Everyone knows the Trump racist. The loud mouthed one who clearly hates on certain groups of people. Do you know the Bush racist? Very nice, smiling folk, who treats everyone equally. Obviously not a racist. Until it comes to policy. Affirmative Action? Reparations? Programs to empower people of color? Nah man, everyone is equal so why give people of color special treatment? Color blind racism – that’s Bush racism.
While I enjoyed CGP Grey’s video and the Hello Internet podcast and found it amazing that someone from the U.S. was a proponent of a proportional representation electoral system, I found the occasional encounters with race uncomfortable. The first was when Grey and Brady mentioned Serial. Grey said, “it’s a show about a high school student who was murdered”. Now I understand you may not try to promote competing products too much, but Serial’s most prominent feature is not that a high school student was killed. That’s pretty dull by U.S. standards. Serial is a relevant social commentary because it happens in black majority city in uneasy arrangement with incoming immigrants, including Arab Americans and a minority Asian population.
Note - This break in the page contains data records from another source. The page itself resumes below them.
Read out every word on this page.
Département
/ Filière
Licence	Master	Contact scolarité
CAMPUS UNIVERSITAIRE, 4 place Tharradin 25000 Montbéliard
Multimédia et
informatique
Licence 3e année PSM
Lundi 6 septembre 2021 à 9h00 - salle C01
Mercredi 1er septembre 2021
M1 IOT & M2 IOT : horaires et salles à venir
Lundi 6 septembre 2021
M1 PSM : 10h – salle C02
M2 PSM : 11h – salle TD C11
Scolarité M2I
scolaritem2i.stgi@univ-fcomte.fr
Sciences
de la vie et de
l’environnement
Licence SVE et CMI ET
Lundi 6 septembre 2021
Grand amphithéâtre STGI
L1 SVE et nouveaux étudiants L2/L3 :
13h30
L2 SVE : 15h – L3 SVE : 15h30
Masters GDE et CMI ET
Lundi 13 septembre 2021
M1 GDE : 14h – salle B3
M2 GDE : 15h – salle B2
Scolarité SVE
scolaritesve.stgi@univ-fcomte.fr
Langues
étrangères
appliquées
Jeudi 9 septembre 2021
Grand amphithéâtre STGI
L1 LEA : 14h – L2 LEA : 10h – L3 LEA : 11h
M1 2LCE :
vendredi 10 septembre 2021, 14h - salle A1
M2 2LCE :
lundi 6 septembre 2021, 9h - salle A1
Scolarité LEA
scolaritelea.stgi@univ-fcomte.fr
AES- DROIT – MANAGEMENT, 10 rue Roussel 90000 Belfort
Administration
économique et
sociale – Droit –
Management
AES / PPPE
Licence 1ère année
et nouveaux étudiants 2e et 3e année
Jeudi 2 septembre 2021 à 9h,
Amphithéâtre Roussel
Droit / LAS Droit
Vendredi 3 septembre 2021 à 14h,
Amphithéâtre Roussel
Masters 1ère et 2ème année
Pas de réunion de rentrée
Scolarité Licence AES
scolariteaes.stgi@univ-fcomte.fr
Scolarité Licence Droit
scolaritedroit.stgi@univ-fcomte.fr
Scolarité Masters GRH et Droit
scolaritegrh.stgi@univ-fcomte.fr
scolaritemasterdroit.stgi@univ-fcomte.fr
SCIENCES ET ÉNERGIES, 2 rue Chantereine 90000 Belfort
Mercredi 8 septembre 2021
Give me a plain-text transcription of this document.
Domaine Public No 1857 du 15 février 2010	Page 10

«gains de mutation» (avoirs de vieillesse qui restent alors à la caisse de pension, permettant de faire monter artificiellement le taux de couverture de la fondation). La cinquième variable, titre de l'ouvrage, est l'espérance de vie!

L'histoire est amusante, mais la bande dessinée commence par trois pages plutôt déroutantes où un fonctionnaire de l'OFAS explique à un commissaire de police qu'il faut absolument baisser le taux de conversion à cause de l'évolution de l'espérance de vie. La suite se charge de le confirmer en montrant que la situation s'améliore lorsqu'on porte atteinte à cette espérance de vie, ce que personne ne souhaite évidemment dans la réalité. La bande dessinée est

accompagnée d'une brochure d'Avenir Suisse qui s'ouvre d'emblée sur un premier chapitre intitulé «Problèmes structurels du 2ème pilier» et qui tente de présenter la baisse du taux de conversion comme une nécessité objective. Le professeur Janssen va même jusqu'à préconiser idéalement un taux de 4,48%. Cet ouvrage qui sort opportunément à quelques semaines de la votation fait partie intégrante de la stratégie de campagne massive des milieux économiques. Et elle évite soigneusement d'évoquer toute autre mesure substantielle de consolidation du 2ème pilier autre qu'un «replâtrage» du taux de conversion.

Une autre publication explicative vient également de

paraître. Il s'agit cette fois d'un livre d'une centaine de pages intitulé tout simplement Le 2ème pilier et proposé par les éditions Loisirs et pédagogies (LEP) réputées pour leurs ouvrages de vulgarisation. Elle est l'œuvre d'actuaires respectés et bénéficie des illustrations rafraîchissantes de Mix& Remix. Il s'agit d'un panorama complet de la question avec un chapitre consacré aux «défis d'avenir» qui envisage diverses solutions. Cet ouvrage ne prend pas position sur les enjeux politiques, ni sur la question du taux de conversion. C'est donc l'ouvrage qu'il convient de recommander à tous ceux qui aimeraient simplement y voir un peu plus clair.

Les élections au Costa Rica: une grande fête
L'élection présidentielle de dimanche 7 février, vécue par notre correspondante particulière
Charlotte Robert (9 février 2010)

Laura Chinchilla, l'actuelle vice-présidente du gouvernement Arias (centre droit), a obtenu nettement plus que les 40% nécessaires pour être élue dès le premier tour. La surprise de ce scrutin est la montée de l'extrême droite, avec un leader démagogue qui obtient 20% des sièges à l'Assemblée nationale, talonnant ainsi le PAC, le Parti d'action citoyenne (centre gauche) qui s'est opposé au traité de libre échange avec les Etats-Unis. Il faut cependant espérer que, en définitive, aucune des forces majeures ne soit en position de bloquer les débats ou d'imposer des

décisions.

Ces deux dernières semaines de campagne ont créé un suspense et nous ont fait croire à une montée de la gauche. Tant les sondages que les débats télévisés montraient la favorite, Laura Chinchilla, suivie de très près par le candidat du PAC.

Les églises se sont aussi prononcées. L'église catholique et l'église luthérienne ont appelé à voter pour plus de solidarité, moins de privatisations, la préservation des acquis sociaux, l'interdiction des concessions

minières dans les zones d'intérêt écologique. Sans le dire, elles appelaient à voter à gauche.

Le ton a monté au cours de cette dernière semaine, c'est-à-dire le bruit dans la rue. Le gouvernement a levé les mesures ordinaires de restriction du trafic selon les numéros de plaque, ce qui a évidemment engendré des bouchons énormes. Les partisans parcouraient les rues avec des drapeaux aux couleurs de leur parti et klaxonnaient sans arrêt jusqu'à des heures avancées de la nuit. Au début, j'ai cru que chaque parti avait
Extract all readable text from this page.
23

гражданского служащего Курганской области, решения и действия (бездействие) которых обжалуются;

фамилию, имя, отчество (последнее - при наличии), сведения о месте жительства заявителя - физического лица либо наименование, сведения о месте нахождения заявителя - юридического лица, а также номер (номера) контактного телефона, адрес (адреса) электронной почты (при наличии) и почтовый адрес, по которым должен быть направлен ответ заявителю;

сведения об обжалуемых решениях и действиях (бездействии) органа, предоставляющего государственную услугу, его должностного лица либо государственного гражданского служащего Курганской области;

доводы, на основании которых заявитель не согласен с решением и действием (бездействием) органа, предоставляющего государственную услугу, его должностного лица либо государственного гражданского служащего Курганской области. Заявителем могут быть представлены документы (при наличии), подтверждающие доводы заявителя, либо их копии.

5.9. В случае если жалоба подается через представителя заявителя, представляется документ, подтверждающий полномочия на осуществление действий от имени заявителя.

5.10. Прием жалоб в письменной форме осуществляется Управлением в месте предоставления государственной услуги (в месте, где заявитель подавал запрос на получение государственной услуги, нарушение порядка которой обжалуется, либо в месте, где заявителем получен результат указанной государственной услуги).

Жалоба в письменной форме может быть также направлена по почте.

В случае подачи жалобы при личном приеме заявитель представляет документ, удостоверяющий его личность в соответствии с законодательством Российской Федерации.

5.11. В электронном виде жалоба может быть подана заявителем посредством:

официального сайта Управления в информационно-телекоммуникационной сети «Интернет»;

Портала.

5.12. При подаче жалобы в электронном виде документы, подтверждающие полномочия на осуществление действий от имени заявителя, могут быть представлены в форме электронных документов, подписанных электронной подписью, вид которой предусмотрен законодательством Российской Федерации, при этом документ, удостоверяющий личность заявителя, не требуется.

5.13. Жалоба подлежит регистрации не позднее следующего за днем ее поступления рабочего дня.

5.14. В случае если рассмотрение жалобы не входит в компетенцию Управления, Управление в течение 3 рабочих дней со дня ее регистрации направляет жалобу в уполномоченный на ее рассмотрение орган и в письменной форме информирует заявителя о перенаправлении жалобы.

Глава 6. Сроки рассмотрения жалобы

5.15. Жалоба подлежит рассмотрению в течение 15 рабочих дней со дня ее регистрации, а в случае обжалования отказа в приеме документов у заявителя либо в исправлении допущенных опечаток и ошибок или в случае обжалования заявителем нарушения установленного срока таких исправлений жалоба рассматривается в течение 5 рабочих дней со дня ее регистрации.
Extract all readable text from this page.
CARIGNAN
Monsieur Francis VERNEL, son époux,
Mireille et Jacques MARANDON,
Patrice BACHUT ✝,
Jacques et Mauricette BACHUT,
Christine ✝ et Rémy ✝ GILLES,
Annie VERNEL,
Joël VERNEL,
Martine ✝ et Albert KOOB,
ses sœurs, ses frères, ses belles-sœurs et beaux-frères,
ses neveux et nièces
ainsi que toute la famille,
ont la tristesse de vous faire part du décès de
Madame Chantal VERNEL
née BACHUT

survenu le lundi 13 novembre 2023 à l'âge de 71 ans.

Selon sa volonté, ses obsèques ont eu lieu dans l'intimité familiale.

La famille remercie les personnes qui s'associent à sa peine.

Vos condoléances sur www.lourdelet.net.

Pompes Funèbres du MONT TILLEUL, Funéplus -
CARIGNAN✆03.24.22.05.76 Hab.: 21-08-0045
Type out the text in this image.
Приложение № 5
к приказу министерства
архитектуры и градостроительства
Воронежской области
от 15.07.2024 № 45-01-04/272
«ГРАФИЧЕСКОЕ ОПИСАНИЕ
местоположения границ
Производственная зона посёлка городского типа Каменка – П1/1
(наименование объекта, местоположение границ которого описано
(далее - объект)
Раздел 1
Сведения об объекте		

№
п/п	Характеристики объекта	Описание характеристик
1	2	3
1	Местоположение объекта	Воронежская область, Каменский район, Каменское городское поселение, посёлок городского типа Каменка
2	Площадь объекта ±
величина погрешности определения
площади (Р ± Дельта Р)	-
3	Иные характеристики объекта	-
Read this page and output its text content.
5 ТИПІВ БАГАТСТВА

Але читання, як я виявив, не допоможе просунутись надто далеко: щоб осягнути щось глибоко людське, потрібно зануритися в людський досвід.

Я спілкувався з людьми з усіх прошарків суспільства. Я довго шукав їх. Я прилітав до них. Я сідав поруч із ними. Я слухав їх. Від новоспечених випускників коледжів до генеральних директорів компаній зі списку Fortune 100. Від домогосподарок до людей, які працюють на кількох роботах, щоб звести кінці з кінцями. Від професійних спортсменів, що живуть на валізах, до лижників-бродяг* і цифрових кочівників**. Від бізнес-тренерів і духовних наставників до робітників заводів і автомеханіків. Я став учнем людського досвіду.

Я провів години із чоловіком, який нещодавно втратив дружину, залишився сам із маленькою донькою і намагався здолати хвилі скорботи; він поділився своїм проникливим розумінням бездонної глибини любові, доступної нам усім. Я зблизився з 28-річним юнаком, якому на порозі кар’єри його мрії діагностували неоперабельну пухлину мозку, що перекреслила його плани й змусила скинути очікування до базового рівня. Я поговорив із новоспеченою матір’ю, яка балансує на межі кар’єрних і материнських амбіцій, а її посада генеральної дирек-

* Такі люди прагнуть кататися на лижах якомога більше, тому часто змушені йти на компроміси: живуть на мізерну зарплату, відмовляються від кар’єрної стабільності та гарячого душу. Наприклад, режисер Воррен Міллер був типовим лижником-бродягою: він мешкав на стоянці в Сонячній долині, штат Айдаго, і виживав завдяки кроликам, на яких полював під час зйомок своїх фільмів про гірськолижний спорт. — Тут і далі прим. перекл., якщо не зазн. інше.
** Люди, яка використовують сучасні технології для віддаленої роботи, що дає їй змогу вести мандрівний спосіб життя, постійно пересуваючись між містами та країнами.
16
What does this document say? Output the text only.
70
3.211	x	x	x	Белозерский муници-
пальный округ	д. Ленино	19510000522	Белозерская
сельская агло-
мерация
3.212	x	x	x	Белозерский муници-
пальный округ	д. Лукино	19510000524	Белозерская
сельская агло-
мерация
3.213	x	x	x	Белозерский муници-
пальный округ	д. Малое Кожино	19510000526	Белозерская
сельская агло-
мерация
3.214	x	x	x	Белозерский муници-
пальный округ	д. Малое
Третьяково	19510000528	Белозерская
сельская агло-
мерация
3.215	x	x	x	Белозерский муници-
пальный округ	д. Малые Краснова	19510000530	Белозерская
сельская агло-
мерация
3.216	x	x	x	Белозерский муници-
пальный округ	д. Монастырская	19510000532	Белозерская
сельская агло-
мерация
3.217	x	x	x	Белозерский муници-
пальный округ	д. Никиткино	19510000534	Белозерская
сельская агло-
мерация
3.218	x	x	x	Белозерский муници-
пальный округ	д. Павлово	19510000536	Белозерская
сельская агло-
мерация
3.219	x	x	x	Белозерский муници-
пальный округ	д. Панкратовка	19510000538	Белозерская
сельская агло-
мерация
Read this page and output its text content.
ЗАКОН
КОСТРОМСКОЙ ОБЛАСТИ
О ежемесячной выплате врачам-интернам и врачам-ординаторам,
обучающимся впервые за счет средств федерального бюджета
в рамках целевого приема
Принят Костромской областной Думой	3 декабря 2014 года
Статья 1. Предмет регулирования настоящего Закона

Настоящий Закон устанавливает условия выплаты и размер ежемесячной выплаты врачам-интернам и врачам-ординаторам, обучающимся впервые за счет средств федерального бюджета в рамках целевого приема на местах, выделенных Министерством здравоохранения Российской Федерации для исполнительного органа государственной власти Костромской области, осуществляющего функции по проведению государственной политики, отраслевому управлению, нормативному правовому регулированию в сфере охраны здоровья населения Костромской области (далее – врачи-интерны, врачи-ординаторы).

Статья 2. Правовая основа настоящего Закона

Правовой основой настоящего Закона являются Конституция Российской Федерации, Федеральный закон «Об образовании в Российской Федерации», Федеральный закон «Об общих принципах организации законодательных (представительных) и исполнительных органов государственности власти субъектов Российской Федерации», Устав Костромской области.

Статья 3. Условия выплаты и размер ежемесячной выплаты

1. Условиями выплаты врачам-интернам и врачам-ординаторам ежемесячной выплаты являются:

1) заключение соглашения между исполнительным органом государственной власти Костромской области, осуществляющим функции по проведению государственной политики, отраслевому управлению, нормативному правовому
The school was almost entirely black, and the Pakistani student and the Korean student were dating. The Korean student was killed, and the jury blamed the ex-boyfriend. Some even cited muslim traditions, even though the student’s religious practice was near nil.
All that was summed up as “a student murder”.
Anyway. Then came Guns, Germs and Steel. I majored in Anthropology in college, and never came across GGS in the curriculum but knew it was a famous book. I actually have it, and I was still in the process of reading it when the episode came up.
As Grey argues, there’s a lot of people arguing over details. But the fundamental problem is that there’s tons of people in the world who think Europeans amassed their wealth because they lived in a cold region and had to rely on hard work, and people of color did not have this because they lived in warm environments were food was plentiful. It’s a pretty stupid argument, but for most people who don’t care about the issue this is good enough and that’s why they are sticking with it. The world is like 40% people who don’t care, 15% people who believe in shit like this and think people of color are inferior, 40% people who don’t really care but have heard of these theories and generally think them to be true, and 5% people who are beyond this environmental determinism. Just because you are surrounded by people who are beyond environmental determinism, it does not mean that the majority of the world is still dominated by this incorrect theory.
The problem with GGS is that it gave fresh, relatively easy to read ammunition to environmental determinism. People who talked about the weather to justify the inferiority of blacks and asians now can sharpen the theory and cite way more variables. It doesn’t matter what the author’s intentions was. This is why it is an otherwise boring anthro book became a bestseller.
Why do people not focus on this argument and instead go for pointing out the details? Because a lot of people in the U.S. learn to systematically criticize racism in academia. In college, pointing out racism outright is an ideological argument – it’s considered a low effort argument. To make a proper argument, explain the details – because those can be debated in a meaningful way that builds up knowledge. Just arguing over racism without the facts is generally not welcome in academia.
So the people did this proxy battle over racism through facts, and Grey is overwhelmed. But the racism argument was clear enough, that Brady and Grey for the first time in over 50 episodes finally uttered the word “race” in their podcast. For the first time!
Then Brady quickly diluted this explosive word by poking fun at Australian nationalistic pride. Seriously? You spend 2 podcast hours to finally bring up race, then laugh it over a cricket game?
I do enjoy Grey’s functionalist approach to processes and the dynamic duo that Brady and Grey make up, but his encounter with GGS are bringing up aspects of their world view that I wish I hadn’t known about. Now that I do, every time they get close to the subject I just wish I was able to feed into the discussion, but I am frustrated that 99.9% of the podcast’s fan base completely agree with them on this.